In the last week alone, Nvidia has directly announced AI chip deals with Samsung and Hyundai (after a widely photographed, market-boosting (!) meal of fried chicken); another deal with the U.S. Department of Energy, and deals with Palantir, Uber, Eli Lilly, and – as we wrote about last week, with Nokia. At the same time, other companies are inking deals with each other that primarily focus on Nvidia chips as well – just yesterday we saw deals between Amazon and OpenAI, and  between Microsoft and Lambda, for instance. So Nvidia is not hurting for lack of business, and it seems unlikely this will change. 

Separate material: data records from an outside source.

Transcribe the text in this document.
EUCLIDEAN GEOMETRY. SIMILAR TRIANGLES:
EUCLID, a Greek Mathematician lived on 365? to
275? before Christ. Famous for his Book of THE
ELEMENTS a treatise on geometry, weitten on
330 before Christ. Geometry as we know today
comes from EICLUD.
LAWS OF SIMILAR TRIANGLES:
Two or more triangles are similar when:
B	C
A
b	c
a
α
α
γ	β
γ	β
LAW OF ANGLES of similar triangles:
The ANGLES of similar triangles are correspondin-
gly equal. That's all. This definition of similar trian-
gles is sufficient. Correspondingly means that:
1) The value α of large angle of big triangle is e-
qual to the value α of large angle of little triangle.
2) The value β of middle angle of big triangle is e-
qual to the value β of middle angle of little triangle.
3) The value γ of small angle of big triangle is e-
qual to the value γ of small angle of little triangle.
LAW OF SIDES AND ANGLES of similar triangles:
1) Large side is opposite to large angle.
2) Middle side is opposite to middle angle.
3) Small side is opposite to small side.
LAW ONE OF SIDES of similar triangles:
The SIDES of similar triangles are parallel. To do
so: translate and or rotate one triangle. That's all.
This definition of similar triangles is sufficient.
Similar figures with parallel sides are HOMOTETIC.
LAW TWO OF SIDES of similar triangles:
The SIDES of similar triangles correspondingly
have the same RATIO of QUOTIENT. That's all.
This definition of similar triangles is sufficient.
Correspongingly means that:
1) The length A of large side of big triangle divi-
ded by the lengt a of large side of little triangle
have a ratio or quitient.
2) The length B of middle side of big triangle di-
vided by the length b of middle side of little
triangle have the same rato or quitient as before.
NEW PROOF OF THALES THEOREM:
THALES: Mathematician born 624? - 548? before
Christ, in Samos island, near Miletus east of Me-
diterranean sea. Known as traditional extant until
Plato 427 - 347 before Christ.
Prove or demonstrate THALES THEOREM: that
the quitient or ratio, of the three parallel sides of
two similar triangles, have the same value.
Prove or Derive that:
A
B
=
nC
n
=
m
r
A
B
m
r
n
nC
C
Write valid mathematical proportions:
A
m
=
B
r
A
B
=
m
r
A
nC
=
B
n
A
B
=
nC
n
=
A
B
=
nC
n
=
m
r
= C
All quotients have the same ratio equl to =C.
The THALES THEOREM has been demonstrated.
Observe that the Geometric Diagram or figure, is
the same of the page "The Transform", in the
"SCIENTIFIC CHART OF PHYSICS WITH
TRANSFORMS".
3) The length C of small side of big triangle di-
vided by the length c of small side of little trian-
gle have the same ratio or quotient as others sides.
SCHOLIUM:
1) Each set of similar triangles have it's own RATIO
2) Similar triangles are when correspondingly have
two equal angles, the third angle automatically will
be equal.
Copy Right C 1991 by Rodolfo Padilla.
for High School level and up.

Small wonder that Huang projects confidence about Nvidia’s current position as top dog. Nvidia is “miles ahead” of  Huawei, he assured reporters. However, “it is foolish to underestimate the might of China and the incredible, competitive spirit of Huawei.” Speaking to reporters in Beijing, he elaborated that “anyone who discounts Huawei and Chinese manufacturing capabilities is deeply naive,” he said. “It’s only a matter of time” before China ceases to need Nvidia. 

Huang apparently believes that this time will come sooner rather than later if Nvidia is out of China for much longer.